Die deutsche Lohnmoderation hat eben auch zu Lohnsteigerungen unterhalb der Produktivitätssteigerungen (plus Inflationsrate) geführt und die Agenda 2010 hat nicht nur Rentenkürzungen und Einschnitte in sozialstaatliche Leistungen gebracht, sondern auch den Niedriglohnsektor geschaffen, manifestiert (Gerhard Schröder hat sich 2005 vor dem Weltwirtschaftsforum in Davos gebrüstet, er hätte einen der besten Niedriglohnsektoren [1] in Europa geschaffen) und damit die Lohnverhandlungen auch oberhalb des Niedriglohnsektors zuungunsten der Arbeitnehmerseite beeinträchtigt.  Zusätzlich zur Lohnmoderation sind mehr und mehr prekär Beschäftigte, z.B. Leiharbeiter (wie in Teilen der Automobilindustrie) eingesetzt worden. Somit haben beide Effekte, die Lohnmoderation – und nur diese führt Bofinger an – und der Niedriglohnsektor das Lohnniveau gedrückt und Deutschlands Exportstärke begünstigt.

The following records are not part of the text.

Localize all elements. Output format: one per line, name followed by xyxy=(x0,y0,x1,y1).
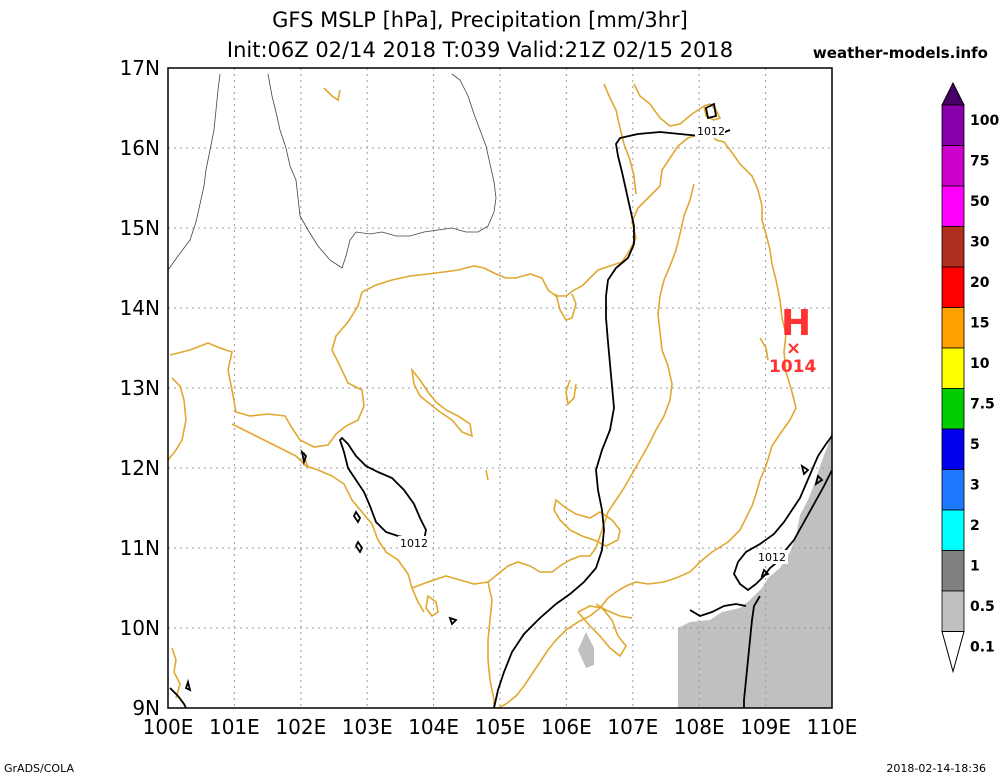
lon-label: 101E xyxy=(209,715,260,739)
colorbar-label: 30 xyxy=(970,235,990,251)
colorbar-swatch xyxy=(941,509,965,551)
lat-label: 14N xyxy=(120,296,160,320)
site-name: weather-models.info xyxy=(812,44,988,62)
precip-shading-small xyxy=(578,632,594,668)
precip-colorbar: 100 75 50 30 20 15 10 7.5 5 3 2 1 0.5 0.1 xyxy=(941,81,999,674)
latitude-labels: 9N 10N 11N 12N 13N 14N 15N 16N 17N xyxy=(120,56,160,720)
colorbar-swatch xyxy=(941,550,965,592)
contour-labels: 1012 1012 1012 xyxy=(398,124,788,564)
map-frame xyxy=(167,67,833,709)
lon-label: 105E xyxy=(475,715,526,739)
lat-label: 12N xyxy=(120,456,160,480)
lon-label: 102E xyxy=(275,715,326,739)
colorbar-swatch xyxy=(941,266,965,308)
longitude-labels: 100E 101E 102E 103E 104E 105E 106E 107E 108E 109E… xyxy=(143,715,858,739)
colorbar-label: 0.5 xyxy=(970,599,995,615)
lon-label: 110E xyxy=(807,715,858,739)
lat-label: 10N xyxy=(120,616,160,640)
lon-label: 107E xyxy=(607,715,658,739)
lat-label: 16N xyxy=(120,136,160,160)
colorbar-label: 5 xyxy=(970,437,980,453)
colorbar-label: 1 xyxy=(970,559,980,575)
colorbar-label: 15 xyxy=(970,316,989,332)
colorbar-swatch xyxy=(941,145,965,187)
lon-label: 103E xyxy=(342,715,393,739)
colorbar-label: 75 xyxy=(970,154,989,170)
map-title-line2: Init:06Z 02/14 2018 T:039 Valid:21Z 02/1… xyxy=(226,38,734,62)
lon-label: 100E xyxy=(143,715,194,739)
colorbar-label: 10 xyxy=(970,356,990,372)
lat-label: 13N xyxy=(120,376,160,400)
contour-label-b: 1012 xyxy=(400,537,428,550)
colorbar-label: 3 xyxy=(970,478,980,494)
lat-label: 15N xyxy=(120,216,160,240)
lon-label: 104E xyxy=(408,715,459,739)
high-symbol: H xyxy=(781,303,811,344)
colorbar-swatch xyxy=(941,347,965,389)
precip-shading xyxy=(678,430,832,708)
colorbar-top-arrow xyxy=(941,81,965,106)
lat-label: 9N xyxy=(132,696,160,720)
footer-credit: GrADS/COLA xyxy=(4,762,74,775)
lon-label: 109E xyxy=(740,715,791,739)
colorbar-label: 0.1 xyxy=(970,640,995,656)
high-pressure-center: H × 1014 xyxy=(769,303,816,377)
colorbar-label: 20 xyxy=(970,275,990,291)
colorbar-swatch xyxy=(941,104,965,146)
colorbar-swatch xyxy=(941,388,965,430)
colorbar-bottom-arrow xyxy=(941,631,965,674)
colorbar-label: 100 xyxy=(970,113,999,129)
lat-label: 11N xyxy=(120,536,160,560)
lon-label: 106E xyxy=(541,715,592,739)
colorbar-swatch xyxy=(941,226,965,268)
colorbar-label: 7.5 xyxy=(970,397,995,413)
map-grid xyxy=(168,68,832,708)
colorbar-swatch xyxy=(941,590,965,632)
colorbar-label: 2 xyxy=(970,518,980,534)
footer-timestamp: 2018-02-14-18:36 xyxy=(886,762,986,775)
colorbar-label: 50 xyxy=(970,194,990,210)
lat-label: 17N xyxy=(120,56,160,80)
coastline xyxy=(167,83,797,709)
map-title-line1: GFS MSLP [hPa], Precipitation [mm/3hr] xyxy=(272,8,688,32)
thin-boundaries xyxy=(167,73,497,271)
high-value: 1014 xyxy=(769,357,816,377)
colorbar-swatch xyxy=(941,185,965,227)
pressure-contours xyxy=(169,102,833,709)
colorbar-swatch xyxy=(941,469,965,511)
colorbar-swatch xyxy=(941,307,965,349)
contour-label-c: 1012 xyxy=(758,551,786,564)
contour-label-a: 1012 xyxy=(697,125,725,138)
lon-label: 108E xyxy=(674,715,725,739)
colorbar-swatch xyxy=(941,428,965,470)
high-marker-icon: × xyxy=(786,338,801,359)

Aber dann gibt es bei Bofinger doch einen Punkt, in dem Deutschland Vorbild ist. Es hat in Deutschland insgesamt eine beträchtliche Verkürzung der Arbeitszeit gegeben – das BIP ist gestiegen, die Zahl der Beschäftigten – 6,2% mehr seit der Jahrtausendwende – ebenso, die Anzahl der Arbeitsstunden insgesamt ist konstant geblieben, die Arbeitszeit der Erwerbstätigen hat sich im gleichen Zeitraum um 5,6% verringert.

Bofinger sagt: „Arbeitslosigkeit lässt sich am besten durch Arbeitszeitverkürzung bewältigen.“ In der Rezession, wenn Kurzarbeit und Ausgleich von Arbeitszeitkonten einen Beschäftigungseinbruch vermeiden, stimme ich ihm zu.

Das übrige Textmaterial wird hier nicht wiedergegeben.